The senior officers of the RCP (president, registrar, treasurer, clinical vice president, academic vice president, and vice president for education and training) are all trustees of the RCP and are elected by the fellows or, in the case of the registrar and treasurer, appointed following an open process. Their involvement in the RCP’s main boards and committees ensures that consideration is always given to our Charter and bye-laws, and the views of the membership are represented.
Education, examination and maintaining standards in medical practice are at the core of the RCP. Our censors oversee this vital work.
Before the registration of doctors was centralised in 1858, you needed a licence from the RCP to practise medicine in London. The censors determined who was qualified to practise and could prosecute those who weren’t. They also settled disputes between practitioners, and contributed to important medical debates of their day.
Today, six censors and the senior censor (also vice president of education and training) are elected from within the fellowship of the RCP, and remain in the role for three years. The censors continue to act as guardians of the values and reputation of the RCP. They provide wise counsel and support for the senior officers and the wider workings of the RCP, focusing on physician education, training and assessment, wellbeing and equality, diversity and inclusivity.
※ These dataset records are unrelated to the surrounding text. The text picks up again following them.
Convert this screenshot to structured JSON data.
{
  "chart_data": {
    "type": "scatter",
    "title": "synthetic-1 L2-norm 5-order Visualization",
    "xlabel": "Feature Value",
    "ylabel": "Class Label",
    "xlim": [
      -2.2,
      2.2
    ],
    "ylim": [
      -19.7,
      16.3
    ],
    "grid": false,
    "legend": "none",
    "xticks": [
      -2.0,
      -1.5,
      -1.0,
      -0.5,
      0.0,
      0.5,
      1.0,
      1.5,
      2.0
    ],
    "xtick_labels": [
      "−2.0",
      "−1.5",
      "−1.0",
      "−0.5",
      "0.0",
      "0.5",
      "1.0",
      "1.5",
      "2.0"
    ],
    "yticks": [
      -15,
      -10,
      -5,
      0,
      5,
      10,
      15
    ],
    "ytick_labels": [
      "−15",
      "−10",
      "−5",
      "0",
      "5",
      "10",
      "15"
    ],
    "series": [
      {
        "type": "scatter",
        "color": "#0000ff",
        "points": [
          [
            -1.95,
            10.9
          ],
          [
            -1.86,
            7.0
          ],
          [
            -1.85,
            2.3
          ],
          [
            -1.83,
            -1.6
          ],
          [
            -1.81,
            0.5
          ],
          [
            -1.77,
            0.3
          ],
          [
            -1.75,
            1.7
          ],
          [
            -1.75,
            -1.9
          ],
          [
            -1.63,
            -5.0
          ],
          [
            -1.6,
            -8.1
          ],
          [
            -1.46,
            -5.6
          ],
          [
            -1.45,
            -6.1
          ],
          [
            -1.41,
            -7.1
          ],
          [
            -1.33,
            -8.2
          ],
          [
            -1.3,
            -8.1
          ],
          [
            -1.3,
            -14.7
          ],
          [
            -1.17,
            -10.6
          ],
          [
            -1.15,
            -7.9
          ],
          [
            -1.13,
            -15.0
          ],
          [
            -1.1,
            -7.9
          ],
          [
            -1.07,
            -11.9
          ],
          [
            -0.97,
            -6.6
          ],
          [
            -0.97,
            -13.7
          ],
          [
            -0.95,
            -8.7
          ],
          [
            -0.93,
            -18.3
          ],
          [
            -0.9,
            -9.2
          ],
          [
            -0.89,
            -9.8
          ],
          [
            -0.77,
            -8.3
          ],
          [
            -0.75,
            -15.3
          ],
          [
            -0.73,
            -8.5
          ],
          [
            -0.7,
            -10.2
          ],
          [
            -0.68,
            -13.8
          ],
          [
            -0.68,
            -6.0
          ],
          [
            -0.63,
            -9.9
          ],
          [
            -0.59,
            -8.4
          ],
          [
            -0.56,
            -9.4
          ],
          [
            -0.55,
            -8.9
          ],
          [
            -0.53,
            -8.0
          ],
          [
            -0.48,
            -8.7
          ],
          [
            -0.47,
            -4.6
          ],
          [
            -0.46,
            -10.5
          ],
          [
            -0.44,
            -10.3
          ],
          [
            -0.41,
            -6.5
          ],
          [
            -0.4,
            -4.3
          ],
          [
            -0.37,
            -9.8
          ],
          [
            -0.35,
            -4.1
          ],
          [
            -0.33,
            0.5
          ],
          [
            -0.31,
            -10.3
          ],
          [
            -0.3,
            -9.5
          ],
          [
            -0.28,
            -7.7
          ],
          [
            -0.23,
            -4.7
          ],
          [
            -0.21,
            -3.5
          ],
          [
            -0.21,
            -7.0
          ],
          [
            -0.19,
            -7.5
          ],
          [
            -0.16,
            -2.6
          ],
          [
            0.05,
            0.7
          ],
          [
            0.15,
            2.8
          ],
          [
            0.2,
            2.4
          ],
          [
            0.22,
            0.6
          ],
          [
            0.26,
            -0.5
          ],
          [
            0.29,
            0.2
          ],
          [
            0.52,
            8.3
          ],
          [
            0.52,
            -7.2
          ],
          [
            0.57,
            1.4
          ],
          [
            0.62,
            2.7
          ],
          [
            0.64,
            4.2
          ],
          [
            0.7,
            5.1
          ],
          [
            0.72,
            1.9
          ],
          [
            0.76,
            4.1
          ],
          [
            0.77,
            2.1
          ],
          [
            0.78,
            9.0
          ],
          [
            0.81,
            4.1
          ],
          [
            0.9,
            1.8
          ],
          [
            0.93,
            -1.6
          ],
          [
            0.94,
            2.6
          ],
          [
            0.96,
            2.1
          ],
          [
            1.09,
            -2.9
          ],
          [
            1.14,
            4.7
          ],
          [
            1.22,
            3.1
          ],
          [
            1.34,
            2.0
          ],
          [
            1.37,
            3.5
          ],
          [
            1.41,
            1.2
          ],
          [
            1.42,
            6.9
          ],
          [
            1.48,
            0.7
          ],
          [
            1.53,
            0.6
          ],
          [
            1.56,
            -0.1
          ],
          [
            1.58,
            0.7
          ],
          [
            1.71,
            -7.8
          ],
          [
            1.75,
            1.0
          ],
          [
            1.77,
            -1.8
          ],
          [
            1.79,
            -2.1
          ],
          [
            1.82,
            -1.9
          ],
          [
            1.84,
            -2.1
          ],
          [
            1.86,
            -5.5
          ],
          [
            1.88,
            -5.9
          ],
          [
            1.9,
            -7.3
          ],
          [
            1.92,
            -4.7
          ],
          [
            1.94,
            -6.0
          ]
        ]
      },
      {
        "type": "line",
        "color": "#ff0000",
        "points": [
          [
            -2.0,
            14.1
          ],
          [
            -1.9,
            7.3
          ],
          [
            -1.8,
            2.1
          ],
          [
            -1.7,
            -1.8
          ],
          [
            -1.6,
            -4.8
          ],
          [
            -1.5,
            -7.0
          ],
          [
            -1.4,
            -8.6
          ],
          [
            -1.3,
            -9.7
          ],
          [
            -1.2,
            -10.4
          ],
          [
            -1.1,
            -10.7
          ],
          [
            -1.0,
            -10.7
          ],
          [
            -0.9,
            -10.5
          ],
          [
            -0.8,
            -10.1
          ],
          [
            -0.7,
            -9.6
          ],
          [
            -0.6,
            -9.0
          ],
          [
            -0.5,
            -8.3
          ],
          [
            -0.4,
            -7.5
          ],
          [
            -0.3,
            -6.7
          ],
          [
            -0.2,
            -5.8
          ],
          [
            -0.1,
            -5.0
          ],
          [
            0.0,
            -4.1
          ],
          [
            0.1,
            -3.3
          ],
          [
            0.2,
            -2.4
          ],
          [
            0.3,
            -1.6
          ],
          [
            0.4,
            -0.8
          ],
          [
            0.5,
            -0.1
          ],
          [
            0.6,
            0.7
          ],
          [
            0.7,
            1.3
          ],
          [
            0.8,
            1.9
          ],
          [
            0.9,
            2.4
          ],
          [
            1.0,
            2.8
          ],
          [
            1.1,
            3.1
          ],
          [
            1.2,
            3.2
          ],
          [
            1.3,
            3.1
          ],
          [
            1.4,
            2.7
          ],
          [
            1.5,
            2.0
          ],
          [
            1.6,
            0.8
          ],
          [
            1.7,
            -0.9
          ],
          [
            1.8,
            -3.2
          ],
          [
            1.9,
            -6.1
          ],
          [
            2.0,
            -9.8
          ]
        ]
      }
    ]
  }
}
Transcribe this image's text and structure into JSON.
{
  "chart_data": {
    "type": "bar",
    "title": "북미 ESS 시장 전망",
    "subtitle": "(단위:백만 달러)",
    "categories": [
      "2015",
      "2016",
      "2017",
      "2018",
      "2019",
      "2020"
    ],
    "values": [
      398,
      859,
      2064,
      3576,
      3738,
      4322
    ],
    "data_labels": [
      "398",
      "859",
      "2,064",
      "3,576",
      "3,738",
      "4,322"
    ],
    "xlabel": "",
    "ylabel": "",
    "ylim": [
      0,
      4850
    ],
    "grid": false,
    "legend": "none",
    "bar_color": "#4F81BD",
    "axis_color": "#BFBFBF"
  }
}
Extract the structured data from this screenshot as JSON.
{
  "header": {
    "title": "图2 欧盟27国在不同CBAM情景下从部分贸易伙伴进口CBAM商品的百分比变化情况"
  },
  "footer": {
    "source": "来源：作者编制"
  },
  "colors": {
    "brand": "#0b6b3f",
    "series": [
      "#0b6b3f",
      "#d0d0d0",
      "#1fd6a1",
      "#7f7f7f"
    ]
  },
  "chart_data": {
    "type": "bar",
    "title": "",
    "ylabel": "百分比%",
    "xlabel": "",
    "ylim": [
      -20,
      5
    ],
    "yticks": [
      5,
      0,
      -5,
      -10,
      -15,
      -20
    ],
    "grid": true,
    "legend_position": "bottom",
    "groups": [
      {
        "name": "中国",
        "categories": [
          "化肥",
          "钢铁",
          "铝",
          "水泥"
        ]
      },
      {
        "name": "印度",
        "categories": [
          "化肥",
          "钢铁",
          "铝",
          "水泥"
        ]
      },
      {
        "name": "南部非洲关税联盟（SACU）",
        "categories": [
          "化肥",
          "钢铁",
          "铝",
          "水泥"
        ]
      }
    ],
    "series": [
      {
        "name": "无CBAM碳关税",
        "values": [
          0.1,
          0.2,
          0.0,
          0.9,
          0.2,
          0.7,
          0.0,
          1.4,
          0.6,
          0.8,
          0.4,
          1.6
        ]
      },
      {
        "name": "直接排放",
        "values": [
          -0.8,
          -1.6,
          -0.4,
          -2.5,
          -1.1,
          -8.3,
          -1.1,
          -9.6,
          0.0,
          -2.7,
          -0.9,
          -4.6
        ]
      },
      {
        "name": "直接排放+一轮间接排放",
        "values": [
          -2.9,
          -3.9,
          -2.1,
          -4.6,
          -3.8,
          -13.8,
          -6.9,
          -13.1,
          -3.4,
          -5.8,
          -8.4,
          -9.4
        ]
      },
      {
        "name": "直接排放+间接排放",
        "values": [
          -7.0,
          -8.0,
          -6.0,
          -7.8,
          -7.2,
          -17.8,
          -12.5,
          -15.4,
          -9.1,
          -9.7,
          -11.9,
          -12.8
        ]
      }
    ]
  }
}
They investigate professional offences by members and fellows, and in 2018 they developed and launched the RCP500 Code of Conduct, in honour of our 500th anniversary.
You can find out more about the censors in our new display outside the Censors’ Room at the RCP’s London office near Regent’s Park. If the room itself is not in use, feel free to take a look inside to view the 17th-century oak-panelled interior.
The day-to-day operation of the RCP is delegated to the chief executive who is accountable to the BoT. The management and staff are ultimately accountable to the chief executive, and each RCP department is overseen by a designated senior officer (as described above) and a senior manager known as an executive director.
Our annual report
Our annual reports highlight our achievements, outline both our income and expenditure and include a brief review of our performance against our purpose and objectives.